Potential Applications

This technology could be applied in the manufacturing of soft electronic fabric modules to optimize the peeling process and improve product quality.

Problems Solved

This innovation solves the problem of accurately predicting the peeling time of soft electronic fabric modules, which is crucial for manufacturing efficiency and product reliability.

Benefits

The benefits of this technology include increased production efficiency, improved product quality, and reduced material waste in the manufacturing process.

Potential Commercial Applications

A potential commercial application of this technology could be in the textile industry for the production of wearable electronic devices.

Possible Prior Art

One possible prior art could be research on machine learning applications in manufacturing processes to optimize production parameters.

Unanswered Questions

How does this method compare to traditional manual testing methods for judging module peeling time?

The article does not provide a direct comparison between this machine learning method and traditional manual testing methods for judging module peeling time.
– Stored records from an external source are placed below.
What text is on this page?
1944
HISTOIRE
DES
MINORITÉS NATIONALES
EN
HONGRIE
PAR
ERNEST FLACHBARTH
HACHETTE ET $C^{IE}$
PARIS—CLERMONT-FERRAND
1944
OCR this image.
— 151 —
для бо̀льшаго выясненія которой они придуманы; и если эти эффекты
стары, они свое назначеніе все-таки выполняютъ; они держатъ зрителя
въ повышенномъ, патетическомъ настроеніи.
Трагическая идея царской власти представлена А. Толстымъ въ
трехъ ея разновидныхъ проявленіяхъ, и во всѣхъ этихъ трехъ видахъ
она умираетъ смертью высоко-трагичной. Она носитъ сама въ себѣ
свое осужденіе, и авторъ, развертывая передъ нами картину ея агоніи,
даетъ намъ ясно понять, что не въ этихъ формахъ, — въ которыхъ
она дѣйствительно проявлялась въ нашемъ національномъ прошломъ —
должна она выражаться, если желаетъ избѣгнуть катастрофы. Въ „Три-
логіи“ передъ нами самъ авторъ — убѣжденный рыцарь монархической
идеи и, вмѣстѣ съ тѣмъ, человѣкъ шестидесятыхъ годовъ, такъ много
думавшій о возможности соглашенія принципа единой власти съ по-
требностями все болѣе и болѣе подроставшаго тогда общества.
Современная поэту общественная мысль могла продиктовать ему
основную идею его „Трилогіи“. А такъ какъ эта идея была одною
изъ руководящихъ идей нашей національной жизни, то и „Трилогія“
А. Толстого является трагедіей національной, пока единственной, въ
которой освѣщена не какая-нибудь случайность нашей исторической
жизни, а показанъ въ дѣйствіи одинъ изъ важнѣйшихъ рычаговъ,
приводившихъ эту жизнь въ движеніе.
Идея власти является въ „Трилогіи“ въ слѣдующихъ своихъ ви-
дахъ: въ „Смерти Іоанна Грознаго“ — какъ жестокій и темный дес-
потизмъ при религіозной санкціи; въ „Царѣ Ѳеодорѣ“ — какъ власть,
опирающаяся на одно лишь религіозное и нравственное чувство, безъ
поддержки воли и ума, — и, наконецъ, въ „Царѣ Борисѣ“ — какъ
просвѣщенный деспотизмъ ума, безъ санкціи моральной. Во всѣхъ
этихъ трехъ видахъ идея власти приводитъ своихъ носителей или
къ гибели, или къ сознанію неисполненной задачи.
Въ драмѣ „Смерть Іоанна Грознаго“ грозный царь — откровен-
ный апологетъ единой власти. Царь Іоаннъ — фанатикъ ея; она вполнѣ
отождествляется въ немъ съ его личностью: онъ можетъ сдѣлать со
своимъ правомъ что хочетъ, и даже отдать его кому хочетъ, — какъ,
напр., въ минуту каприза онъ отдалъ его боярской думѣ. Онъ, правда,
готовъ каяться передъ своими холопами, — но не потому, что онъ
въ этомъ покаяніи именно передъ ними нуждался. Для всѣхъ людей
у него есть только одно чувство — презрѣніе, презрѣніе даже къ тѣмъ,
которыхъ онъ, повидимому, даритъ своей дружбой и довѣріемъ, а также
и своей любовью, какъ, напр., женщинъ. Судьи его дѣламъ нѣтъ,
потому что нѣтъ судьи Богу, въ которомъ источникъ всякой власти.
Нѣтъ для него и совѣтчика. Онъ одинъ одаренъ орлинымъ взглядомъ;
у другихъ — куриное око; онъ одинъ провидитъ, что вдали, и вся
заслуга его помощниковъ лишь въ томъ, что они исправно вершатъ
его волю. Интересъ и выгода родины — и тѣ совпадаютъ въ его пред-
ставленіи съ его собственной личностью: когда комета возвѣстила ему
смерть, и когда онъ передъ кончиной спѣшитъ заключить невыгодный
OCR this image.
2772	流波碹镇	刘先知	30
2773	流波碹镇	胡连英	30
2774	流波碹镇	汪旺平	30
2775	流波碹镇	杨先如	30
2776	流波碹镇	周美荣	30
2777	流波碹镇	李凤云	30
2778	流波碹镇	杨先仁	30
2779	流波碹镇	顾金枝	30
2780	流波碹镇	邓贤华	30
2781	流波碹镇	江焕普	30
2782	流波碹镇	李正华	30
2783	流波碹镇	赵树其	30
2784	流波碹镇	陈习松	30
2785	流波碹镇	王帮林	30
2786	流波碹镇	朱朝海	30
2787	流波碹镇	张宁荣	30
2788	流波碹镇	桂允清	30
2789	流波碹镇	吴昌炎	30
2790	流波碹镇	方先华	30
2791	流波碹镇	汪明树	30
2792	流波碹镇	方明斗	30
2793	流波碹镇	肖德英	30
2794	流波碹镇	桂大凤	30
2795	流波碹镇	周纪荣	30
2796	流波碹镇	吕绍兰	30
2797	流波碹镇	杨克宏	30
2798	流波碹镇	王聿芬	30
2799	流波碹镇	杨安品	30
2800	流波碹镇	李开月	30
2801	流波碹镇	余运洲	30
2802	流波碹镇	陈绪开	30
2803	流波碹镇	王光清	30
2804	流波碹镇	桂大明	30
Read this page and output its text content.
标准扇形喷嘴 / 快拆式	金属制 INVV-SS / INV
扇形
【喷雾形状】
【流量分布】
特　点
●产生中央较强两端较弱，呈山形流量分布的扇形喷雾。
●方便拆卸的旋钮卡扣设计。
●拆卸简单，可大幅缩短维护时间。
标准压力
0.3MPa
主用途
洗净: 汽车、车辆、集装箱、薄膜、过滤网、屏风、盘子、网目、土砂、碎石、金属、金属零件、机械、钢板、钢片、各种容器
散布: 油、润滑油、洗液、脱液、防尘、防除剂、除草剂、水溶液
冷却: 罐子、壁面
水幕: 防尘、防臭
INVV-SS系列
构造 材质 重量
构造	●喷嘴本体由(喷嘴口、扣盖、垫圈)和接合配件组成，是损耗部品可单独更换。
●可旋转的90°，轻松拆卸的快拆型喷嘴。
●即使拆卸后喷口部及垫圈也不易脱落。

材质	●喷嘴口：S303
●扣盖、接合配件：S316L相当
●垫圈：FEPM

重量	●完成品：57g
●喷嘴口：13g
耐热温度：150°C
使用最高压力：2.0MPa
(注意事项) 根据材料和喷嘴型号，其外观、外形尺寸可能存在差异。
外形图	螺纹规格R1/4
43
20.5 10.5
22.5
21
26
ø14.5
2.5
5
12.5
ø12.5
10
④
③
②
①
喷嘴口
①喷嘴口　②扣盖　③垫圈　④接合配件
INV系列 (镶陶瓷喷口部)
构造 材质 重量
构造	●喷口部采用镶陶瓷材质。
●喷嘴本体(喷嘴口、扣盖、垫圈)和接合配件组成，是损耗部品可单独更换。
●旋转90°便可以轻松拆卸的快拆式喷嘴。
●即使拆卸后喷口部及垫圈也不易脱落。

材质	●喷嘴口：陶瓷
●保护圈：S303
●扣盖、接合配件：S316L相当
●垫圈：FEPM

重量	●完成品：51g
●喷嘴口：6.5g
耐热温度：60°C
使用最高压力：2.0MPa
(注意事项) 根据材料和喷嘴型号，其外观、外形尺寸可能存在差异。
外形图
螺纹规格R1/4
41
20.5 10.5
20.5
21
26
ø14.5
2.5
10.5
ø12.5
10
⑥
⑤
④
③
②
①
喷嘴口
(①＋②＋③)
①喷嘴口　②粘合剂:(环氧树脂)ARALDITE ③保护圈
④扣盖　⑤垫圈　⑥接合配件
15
What are the limitations of this machine learning model in predicting module peeling time accurately?

The article does not discuss any potential limitations of the machine learning model in accurately predicting module peeling time.


Original Abstract Submitted

A judging method for a module peeling time of a soft electronic fabric module is provided. The method includes: preselecting a plurality of module material combinations, the plurality of module material combinations respectively comprising a substrate material, a wire material and a packaging material; extracting the plurality of module material combinations to generate a plurality of module material combination parameters; generating a plurality of machine learning training data based on the plurality of module material combination parameters and a plurality of module pre-processing conditions; and training a machine learning model according to the plurality of machine learning training data to provide an optimized prediction model for judging a module peeling time.